COLUMBUS - Toledo native Gregory L. Bryant-Bey will mark his 53rd birthday on Aug. 6, but if the Ohio Supreme Court has its way, it will be his last.
The high court yesterday set Nov. 19 as the date for Bryant-Bey's execution for the 1992 robbery murder of Dale Pinkelman, owner of Pinky's Collectibles in North Toledo.
It's a decision Mr. Pinkelman's widow, Sharon, has been dreading. She opposes the death penalty.
"Nov. 19 scares me a whole lot," she said. "I'm not sure how I'm going to feel. I hope he's made his peace with God."
Despite her feelings on the death penalty, Mrs.
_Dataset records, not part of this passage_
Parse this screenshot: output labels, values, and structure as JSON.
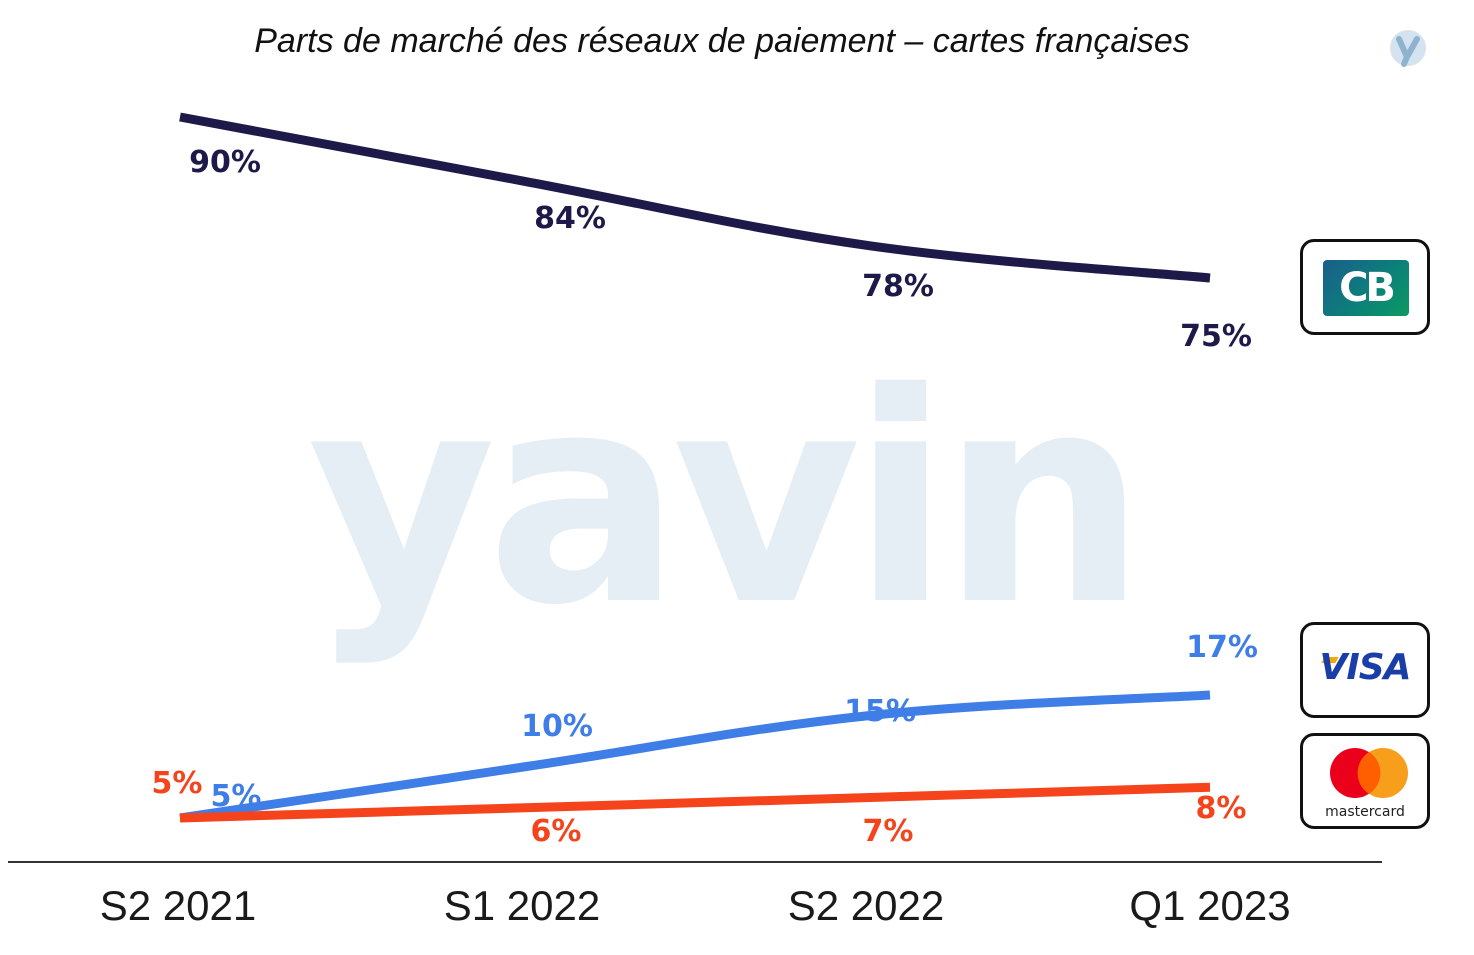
{
  "title": "Parts de marché des réseaux de paiement – cartes françaises",
  "watermark": "yavin",
  "logos": {
    "cb": "CB",
    "visa": "VISA",
    "mastercard": "mastercard"
  },
  "colors": {
    "cb": "#1d1a4a",
    "visa": "#3f7ee6",
    "mastercard": "#f5431c",
    "watermark": "#e6eef5"
  },
  "chart_data": {
    "type": "line",
    "categories": [
      "S2 2021",
      "S1 2022",
      "S2 2022",
      "Q1 2023"
    ],
    "series": [
      {
        "name": "CB",
        "values": [
          90,
          84,
          78,
          75
        ],
        "labels": [
          "90%",
          "84%",
          "78%",
          "75%"
        ]
      },
      {
        "name": "Visa",
        "values": [
          5,
          10,
          15,
          17
        ],
        "labels": [
          "5%",
          "10%",
          "15%",
          "17%"
        ]
      },
      {
        "name": "Mastercard",
        "values": [
          5,
          6,
          7,
          8
        ],
        "labels": [
          "5%",
          "6%",
          "7%",
          "8%"
        ]
      }
    ],
    "grid": false
  }
}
Pinkelman said Bryant-Bey's lawyer shouldn't seek her help should he seek clemency from Gov. Ted Strickland. She also won't appear before the Ohio Parole Board to help the state argue for execution.
"Sixteen years have gone by," she said. "We've settled into our lives without my husband, which is sad, because there have been 10 more grandchildren since he's gone."
Bryant-Bey would be the first person from northwest Ohio to face execution since the U.S. Supreme Court in April ended an unofficial national moratorium on the death penalty by upholding the constitutionality of the lethal-injection process in a Kentucky case.
A similar civil rights challenge against Ohio's execution protocol is pending in U.S. District Court in Columbus.
"We have moved to have Bryant-Bey intervene in the pending lawsuit. All of the documents have been filed, and we're waiting to hear from Judge [Gregory] Frost as to what will happen," said Richard Vickers, supervisor of the death penalty division of the Ohio Public Defender's Office.
"We will use every avenue we can for Bryant-Bey," he said.
Bryant-Bey had confessed to the separate robbery-murder of Peter Mihas, owner of downtown Toledo's The Board Room restaurant, and was sentenced to life in prison with the possibility of parole.
His confession in that case helped to convict him in the prior killing of Mr. Pinkelman because of the similarities between the two deaths.
Both men were stabbed once in the chest, their pants removed, and their shoes lined up neatly next to their bodies. Bryant-Bey's palm print was also found at the Pinkelman crime scene.
Lucas County Prosecutor Julia Bates had asked the high court to set the date.
"It's the law," she said. "Our legislature determined it was appropriate, the people of Ohio have indicated they want it, and the courts have upheld it. For those who argue it's not a deterrent, it's a deterrent for that person. Here's someone who killed once and killed again. We at least know he will never kill anyone else."
Barring another court stay, Bryant-Bey would be transported roughly 250 miles from death row at Ohio State Penitentiary at Youngstown to the Southern Ohio Correctional Institution in Lucasville, where the state's death house is located.
The Ohio Supreme Court resumed issuing death warrants on July 11. Richard Cooey is scheduled to die on Oct. 14 for the 1986 rapes and murders of two University of Akron students.
At one time, Cooey was the lead plaintiff in Ohio's lethal injection challenge. The Cincinnati-based 6th U.S. Circuit Court of Appeals, however, removed him from the case, saying he had waited too long to question the drugs and procedures used in Ohio executions. The legal challenge went on with other inmates as plaintiffs.
Ohio has executed 26 since it resumed carrying out executions in 1999. The last was Huron native Christopher Newton, who was executed on May 24, 2007, for the 2001 murder of his cellmate, Toledo native James Brewer.